How to use Python to crawl content inside JS

Source: Internet
Author: User

This article to share the content is 3 using Python how to crawl the contents of JS, has a certain reference value, the need for friends can refer to

First, when writing the crawler software to obtain the required content may encounter the required content is added by JavaScript, when the acquisition is empty when we get Sina News comments on the use of ordinary methods can not be obtained


Common Get code example:

Import requestsfrom bs4 Import beautifulsoupres = Requests.get (' http://news.sina.com.cn/c/nd/2017-06-12/ Doc-ifyfzhac1650783.shtml ') res.encoding = ' utf-8 ' soup = BeautifulSoup (res.text, ' html.parser ') #取评论数commentCount = Soup.select_one (' #commentCount1 ') print (Commentcount.text)

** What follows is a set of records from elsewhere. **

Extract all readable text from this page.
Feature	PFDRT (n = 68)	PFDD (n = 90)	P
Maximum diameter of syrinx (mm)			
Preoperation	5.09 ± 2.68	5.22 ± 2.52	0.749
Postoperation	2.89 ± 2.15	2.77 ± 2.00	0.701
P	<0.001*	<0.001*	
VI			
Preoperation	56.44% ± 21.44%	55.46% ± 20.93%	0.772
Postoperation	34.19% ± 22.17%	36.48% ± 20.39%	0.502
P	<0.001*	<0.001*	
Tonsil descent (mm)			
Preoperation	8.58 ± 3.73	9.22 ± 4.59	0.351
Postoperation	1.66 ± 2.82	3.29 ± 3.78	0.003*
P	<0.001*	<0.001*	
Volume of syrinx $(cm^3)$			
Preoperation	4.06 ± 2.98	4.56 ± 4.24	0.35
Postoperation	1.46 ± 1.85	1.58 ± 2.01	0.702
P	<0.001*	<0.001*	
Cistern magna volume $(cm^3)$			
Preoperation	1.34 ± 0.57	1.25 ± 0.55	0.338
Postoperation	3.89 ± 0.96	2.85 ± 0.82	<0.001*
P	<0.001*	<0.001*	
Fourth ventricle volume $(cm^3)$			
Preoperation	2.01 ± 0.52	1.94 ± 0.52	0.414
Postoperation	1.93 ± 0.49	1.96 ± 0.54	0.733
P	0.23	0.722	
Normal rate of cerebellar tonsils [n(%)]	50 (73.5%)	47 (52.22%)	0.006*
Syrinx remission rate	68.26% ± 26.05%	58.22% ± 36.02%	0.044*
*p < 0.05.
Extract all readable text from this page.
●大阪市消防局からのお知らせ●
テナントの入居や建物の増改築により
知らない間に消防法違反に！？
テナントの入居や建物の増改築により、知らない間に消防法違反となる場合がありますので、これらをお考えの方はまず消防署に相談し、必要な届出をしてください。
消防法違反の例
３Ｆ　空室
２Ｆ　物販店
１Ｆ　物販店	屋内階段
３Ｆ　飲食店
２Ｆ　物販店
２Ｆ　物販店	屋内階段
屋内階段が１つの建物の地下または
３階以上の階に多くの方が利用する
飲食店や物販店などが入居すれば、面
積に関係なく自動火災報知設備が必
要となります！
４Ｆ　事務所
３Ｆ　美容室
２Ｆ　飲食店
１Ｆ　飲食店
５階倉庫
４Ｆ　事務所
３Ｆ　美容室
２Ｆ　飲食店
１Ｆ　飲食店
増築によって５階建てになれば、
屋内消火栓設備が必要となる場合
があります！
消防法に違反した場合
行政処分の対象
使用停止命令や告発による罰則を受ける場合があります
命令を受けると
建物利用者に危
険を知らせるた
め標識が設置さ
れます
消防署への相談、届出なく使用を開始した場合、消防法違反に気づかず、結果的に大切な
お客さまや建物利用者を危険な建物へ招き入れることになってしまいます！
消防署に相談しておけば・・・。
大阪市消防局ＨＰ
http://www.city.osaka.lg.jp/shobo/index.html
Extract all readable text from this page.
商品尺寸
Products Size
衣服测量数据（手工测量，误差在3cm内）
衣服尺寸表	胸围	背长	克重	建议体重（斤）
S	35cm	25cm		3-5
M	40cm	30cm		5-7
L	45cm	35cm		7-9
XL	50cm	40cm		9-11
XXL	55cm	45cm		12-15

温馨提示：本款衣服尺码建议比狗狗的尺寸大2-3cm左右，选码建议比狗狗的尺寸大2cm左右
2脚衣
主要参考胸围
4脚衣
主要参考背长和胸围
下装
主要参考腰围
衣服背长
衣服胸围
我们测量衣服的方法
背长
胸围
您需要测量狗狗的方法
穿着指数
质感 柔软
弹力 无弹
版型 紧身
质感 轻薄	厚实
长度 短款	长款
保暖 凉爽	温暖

The result obtained at this time is empty because the content is stored in the JS file

So we need to look for the JS to store the comment content to find that we found it stored in the change JS

Put the content into the JSON data viewer we found that the total number of comments and comments in the JS file in a JSON format to store



In the message header we can see the JS file access path and request method

code example

Import jsoncomments = Requests.get (' http://comment5.news.sina.com.cn/page/info?version=1&format=js& channel=gn&newsid=comos-fyfzhac1650783 ') comments.encoding = ' utf-8 ' Print (comments) JD = Json.loads ( Comments.text.strip (' var data= ')) #移除改var data= turn it into JSON data print (jd[' result ' [' count '] [' total '])


Note: This explains why you need to remove Var data= because the string prefix is included with Var data= when it is not in the JSON data format, so you need to remove it from the request content when you convert it.

Why use the jd[' result '[' count '] [' Total'] when you take comments


Related Article

Contact Us

The content source of this page is from Internet, which doesn't represent Alibaba Cloud's opinion; products and services mentioned on that page don't have any relationship with Alibaba Cloud. If the content of the page makes you feel confusing, please write us an email, we will handle the problem within 5 days after receiving your email.

If you find any instances of plagiarism from the community, please send an email to: info-contact@alibabacloud.com and provide relevant evidence. A staff member will contact you within 5 working days.

A Free Trial That Lets You Build Big!

Start building with 50+ products and up to 12 months usage for Elastic Compute Service

  • Sales Support

    1 on 1 presale consultation

  • After-Sales Support

    24/7 Technical Support 6 Free Tickets per Quarter Faster Response

  • Alibaba Cloud offers highly flexible support services tailored to meet your exact needs.